Ärztestreik: Armes Gesundheitssystem
"Relativ arm!" Der Vize-Chefredakteur der AZ Georg Thanscheidt schreibt über die Honorarforderungen der Ärzte
Hält Ihnen Ihr Bäcker vor, dass der Preis, den Sie für seine Semmel bezahlen, ihm nicht zum Leben reicht? Müssen Sie beim Friseur erst mal zehn Euro bezahlen, bevor Sie drankommen? Gibt es bei Ihrem Auto-Mechaniker zwei Hebebühnen – eine für Kleinwagen, eine für den Mercedes? Ich vermute, mal Sie können alle diese Fragen klar mit „Nein“ beantworten. Dann haben Sie – in unangemessener Kürze – auch den Unterschied zwischen einem funktionierenden Markt mit Angebot und Nachfrage und unserem Gesundheitssystem verstanden.
Dass es solche Abstrusitäten wie Preis-Debatten bei der Vorsorge-Untersuchung, zehn Euro Praxisgebühr oder Extra-Wartezimmer für Privatpatienten überhaupt gibt, liegt nicht an den Ärzten. Es liegt auch nicht an den Kassen oder an den Gesundheitspolitikern. Es liegt an allen dreien zusammen – und der Patient ist daran wahrscheinlich auch nicht unschuldig.

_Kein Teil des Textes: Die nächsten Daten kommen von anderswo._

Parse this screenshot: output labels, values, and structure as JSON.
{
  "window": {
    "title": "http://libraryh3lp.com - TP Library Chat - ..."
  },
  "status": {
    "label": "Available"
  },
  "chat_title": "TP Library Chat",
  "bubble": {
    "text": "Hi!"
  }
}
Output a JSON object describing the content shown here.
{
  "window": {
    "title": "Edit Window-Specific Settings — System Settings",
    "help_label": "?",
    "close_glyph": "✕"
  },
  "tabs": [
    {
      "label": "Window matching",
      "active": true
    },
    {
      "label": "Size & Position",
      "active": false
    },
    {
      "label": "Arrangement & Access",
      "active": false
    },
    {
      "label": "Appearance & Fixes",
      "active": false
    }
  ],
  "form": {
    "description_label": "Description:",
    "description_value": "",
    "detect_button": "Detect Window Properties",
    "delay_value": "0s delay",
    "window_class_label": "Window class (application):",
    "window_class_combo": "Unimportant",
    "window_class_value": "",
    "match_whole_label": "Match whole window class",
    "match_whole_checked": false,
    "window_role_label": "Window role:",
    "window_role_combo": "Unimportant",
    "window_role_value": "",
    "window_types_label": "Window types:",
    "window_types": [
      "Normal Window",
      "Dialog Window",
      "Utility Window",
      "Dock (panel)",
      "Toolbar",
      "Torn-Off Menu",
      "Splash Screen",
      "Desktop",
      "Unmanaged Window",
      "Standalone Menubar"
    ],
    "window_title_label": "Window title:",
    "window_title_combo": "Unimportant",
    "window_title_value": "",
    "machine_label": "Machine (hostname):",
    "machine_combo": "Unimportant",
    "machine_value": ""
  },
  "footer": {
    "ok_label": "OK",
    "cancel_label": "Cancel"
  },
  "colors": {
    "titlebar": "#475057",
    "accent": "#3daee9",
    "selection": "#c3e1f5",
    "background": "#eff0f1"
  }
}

Nun debattiert Deutschland also, ob ein oder elf Prozent Honorarsteigerung für Kassenärzte angemessen wäre. Beim Bäcker lässt sich die Lohnsteigerung im besten Fall aus der Zahl der verkauften Semmeln ableiten. Ein gerechtes Gehalt für eine Kindergärtnerin zu berechnen, ist schon um einiges schwieriger. Dies für Ärzte-Honorar zu tun, ist unter den gegebenen Umständen so gut wie unmöglich – für einen Kassenpatienten sind die 5000 Euro Monats-Netto eines Allgemeinmediziner relativ viel, für dessen Facharzt-Kollegen relativ wenig.